Aoun espère que Trump exercera désormais une pression sur Israël afin que les troupes israéliennes se retirent, au moins partiellement, du sud-Liban. « Mais cela n'a pas eu lieu », a déclaré le président libanais en évoquant les promesses faites jusqu'ici. Un retrait renforcerait la position d'Aoun et du chef du gouvernement Salam face au Hezbollah dans la lutte de pouvoir interne au Liban.
Fatigue et frustration au Liban
L'état d'esprit de la population libanaise est marqué par l'épuisement. « La situation économique, la guerre, le conflit éternel avec Israël – cela a fatigué les Libanais », déclare Anwar Mhajne, de l'Université Harvard. « Les Libanais sont frustrés par le fait que le Hezbollah fait passer la question palestinienne – Gaza – avant les intérêts des Libanais. »
L'experte du Moyen-Orient Mahjne voit aussi clairement le défi : « Il est difficile de démilitariser un acteur non étatique important, devenu à un moment donné une partie de l'État. » La question de la force réelle de l'État libanais pour empêcher un regain de la milice reste ouverte.
Trump signale sa disponibilité au dialogue avec l'Iran
Trump a lié cette rencontre à une initiative diplomatique plus large.
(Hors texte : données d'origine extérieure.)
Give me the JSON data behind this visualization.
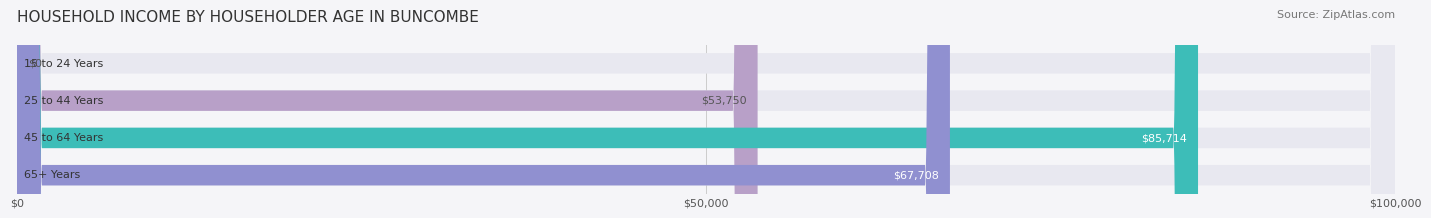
{
  "title": "HOUSEHOLD INCOME BY HOUSEHOLDER AGE IN BUNCOMBE",
  "source": "Source: ZipAtlas.com",
  "categories": [
    "15 to 24 Years",
    "25 to 44 Years",
    "45 to 64 Years",
    "65+ Years"
  ],
  "values": [
    0,
    53750,
    85714,
    67708
  ],
  "bar_colors": [
    "#a8d0e8",
    "#b8a0c8",
    "#3dbdb8",
    "#9090d0"
  ],
  "bar_bg_color": "#e8e8f0",
  "xlim": [
    0,
    100000
  ],
  "xticks": [
    0,
    50000,
    100000
  ],
  "xtick_labels": [
    "$0",
    "$50,000",
    "$100,000"
  ],
  "value_labels": [
    "$0",
    "$53,750",
    "$85,714",
    "$67,708"
  ],
  "value_label_colors": [
    "#555555",
    "#555555",
    "#ffffff",
    "#ffffff"
  ],
  "title_fontsize": 11,
  "source_fontsize": 8,
  "label_fontsize": 8,
  "tick_fontsize": 8,
  "bar_height": 0.55,
  "background_color": "#f5f5f8"
}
Il a contredit un journaliste qui ne voulait voir aucun signe de disponibilité iranienne au dialogue et a déclaré à propos de la direction iranienne : « Sie wollen sich unbedingt treffen. » Dans le même temps, il a posé une condition : « Solange sie aber nicht bereit sind, sich auf ernsthafte Weise zu treffen, haben wir keinerlei Interesse daran. » Trump a également invoqué comme preuve l'existence de discussions en coulisses déjà en cours.
Selon l'évaluation de Dan Arbell, de l'American University à Washington, la guerre contre l'Iran joue également un rôle dans le calcul de Trump : « Wenn Trump glaubt, ein israelischer Abzug könnte dabei helfen, die Iraner dazu zu bekommen, sich auf seine Forderungen einzulassen – dann wird er überhaupt nicht davor zurückschrecken, Israel darum zu bitten. » Même si Trump agit souvent de manière impulsive, le statut de Netanyahou comme plus proche allié du président américain au Moyen-Orient semble entre-temps s'être effrité.
Une situation précaire dans l'ensemble de la région
L'articulation des sujets n'est pas fortuite : « Wenn der Iran geschwächt ist, ist auch die Hisbollah geschwächt », peut-on lire dans l'analyse. Un affaiblissement de Téhéran augmenterait la pression sur la milice libanaise et favoriserait le plan d'Aoun. Dans le même temps, des médiateurs indiquent travailler à un nouveau cessez-le-feu – des canaux diplomatiques fonctionnent parallèlement à plusieurs niveaux.
La situation dans la région reste entre-temps fragile. Le secrétaire général de l'ONU a condamné les attaques israéliennes dans la bande de Gaza, tandis qu'en mer Rouge, les rebelles houthis ont annoncé un blocus de six navires et menacé d'un blocus du détroit de Bab al-Mandab. Des pétroliers saoudiens ont fait demi-tour en mer Rouge ; l'Agence internationale de l'énergie estime que l'offre mondiale de pétrole subit une pression croissante en raison de la guerre contre l'Iran. La Syrie a par ailleurs stoppé une livraison d'armes destinée au Liban.
Les prochaines semaines montreront si le rapprochement américano-libanais à Washington se traduira par des progrès concrets à la frontière sud du Liban. Tant le déploiement de l'armée libanaise dans les zones pilotes qu'un éventuel retrait partiel d'Israël devraient compter parmi les premiers indicateurs.